Na verdade, mais e mais gente se informa pelos meios digitais, fragmentariamente e sem maior profundidade, e muito do que se sabe se perde na polarização própria do que se tem chamado de “guerra cultural”, no tom predominantemente determinado pela direita.

Concomitantemente, a militância se vê atraída pelas instâncias “gerais”, seja postos de direção nas entidades dos movimentos sociais, seja nos partidos, seja também na esfera dita institucional, que envolve cargos de mando ou de assessoria na máquina administrativa ou em conselhos setoriais.

Entretanto, mais do que nunca são necessários vínculos efetivos com a base da população – nos ambientes de trabalho, nas escolas, nas concentrações habitacionais.

Para ouvir, sentir, compreender, debater e mobilizar à luz de uma linha política consequente.

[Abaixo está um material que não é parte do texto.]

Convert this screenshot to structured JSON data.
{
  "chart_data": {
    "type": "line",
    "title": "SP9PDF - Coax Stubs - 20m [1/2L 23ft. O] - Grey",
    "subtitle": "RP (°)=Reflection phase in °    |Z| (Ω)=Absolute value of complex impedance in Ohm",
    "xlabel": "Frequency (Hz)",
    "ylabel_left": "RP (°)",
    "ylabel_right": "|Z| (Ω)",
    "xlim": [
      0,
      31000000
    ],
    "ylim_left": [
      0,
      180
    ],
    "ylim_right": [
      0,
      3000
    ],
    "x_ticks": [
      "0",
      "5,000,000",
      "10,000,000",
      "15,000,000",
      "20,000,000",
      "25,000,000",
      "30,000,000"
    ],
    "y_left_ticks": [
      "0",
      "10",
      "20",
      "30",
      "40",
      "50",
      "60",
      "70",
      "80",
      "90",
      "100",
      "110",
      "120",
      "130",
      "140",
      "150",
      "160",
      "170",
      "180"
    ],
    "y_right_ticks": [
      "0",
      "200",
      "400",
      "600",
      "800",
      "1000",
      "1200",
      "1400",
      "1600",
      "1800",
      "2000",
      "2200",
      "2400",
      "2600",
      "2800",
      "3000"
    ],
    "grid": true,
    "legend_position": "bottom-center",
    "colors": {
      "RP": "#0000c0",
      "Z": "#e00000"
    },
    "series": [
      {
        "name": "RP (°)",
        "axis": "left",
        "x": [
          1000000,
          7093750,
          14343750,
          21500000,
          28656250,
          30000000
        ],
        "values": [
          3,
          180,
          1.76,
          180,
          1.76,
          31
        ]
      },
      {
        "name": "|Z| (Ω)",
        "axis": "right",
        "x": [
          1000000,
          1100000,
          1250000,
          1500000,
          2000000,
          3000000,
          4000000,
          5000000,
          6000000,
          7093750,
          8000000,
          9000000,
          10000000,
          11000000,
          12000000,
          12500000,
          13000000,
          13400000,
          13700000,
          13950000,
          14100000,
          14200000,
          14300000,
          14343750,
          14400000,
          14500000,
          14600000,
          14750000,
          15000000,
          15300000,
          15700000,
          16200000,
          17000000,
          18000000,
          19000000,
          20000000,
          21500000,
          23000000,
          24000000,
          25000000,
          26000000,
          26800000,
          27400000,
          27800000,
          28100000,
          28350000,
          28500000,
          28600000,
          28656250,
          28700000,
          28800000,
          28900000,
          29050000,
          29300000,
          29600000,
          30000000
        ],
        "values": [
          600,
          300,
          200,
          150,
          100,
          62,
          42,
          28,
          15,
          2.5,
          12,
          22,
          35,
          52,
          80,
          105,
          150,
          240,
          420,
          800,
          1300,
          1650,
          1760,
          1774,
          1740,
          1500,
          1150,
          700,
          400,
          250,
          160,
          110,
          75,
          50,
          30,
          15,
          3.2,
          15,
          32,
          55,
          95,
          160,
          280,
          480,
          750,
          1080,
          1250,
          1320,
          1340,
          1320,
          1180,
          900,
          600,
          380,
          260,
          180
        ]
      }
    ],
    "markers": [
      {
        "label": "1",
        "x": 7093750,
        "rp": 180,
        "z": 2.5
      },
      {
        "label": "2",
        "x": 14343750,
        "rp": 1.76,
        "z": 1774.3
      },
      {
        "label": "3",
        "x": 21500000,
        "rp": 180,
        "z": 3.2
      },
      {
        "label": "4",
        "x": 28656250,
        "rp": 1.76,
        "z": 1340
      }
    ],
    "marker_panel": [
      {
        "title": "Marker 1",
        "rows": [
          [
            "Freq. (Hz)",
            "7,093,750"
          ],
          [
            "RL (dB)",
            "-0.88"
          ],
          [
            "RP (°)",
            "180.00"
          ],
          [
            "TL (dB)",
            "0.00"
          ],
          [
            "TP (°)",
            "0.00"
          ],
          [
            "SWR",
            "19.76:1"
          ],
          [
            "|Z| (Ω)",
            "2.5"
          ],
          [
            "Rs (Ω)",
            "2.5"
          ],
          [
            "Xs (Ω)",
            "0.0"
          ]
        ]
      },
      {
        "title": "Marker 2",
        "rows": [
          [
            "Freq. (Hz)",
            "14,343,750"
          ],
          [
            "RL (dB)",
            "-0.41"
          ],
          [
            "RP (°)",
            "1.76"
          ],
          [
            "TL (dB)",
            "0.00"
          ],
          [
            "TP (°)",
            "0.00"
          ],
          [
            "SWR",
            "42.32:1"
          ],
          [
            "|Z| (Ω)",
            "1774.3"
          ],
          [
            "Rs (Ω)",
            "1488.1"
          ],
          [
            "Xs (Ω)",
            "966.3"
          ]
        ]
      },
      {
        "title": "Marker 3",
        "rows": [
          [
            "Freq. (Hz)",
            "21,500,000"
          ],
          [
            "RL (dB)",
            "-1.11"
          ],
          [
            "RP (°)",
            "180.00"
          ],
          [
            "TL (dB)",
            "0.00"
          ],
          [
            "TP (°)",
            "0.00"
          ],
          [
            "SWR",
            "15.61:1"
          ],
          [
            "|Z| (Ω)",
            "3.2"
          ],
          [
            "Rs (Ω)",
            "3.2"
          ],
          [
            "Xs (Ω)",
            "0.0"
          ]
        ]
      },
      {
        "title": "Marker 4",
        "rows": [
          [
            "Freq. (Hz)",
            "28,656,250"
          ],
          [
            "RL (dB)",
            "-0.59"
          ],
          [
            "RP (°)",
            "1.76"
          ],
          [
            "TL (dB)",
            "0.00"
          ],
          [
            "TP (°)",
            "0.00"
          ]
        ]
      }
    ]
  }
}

No que tange especificamente ao partido político idealizado por Lênin, duas são a instâncias organizativas indispensáveis: o Comitê Central, ou seja, a direção nacional, que há de ser teórica e politicamente competente, coesa, disciplinada e influente; e a rede (de milhares) de Organizações de Base vinculadas aos trabalhadores e ao povo.

Órgãos dirigentes estaduais, municipais e distritais são, em essência, meramente intermediários entre o centro dirigente nacional e as bases.

Daí ser nociva a concepção de que essas instâncias de direção locais ou regionais – seja no partido político, seja nos movimentos sociais – se bastam a si mesmas.

Quem assim pensa e se comporta faz, na prática, uma nefasta opção preferencial pelo limbo – onde quase nada se cria e pouco se faz.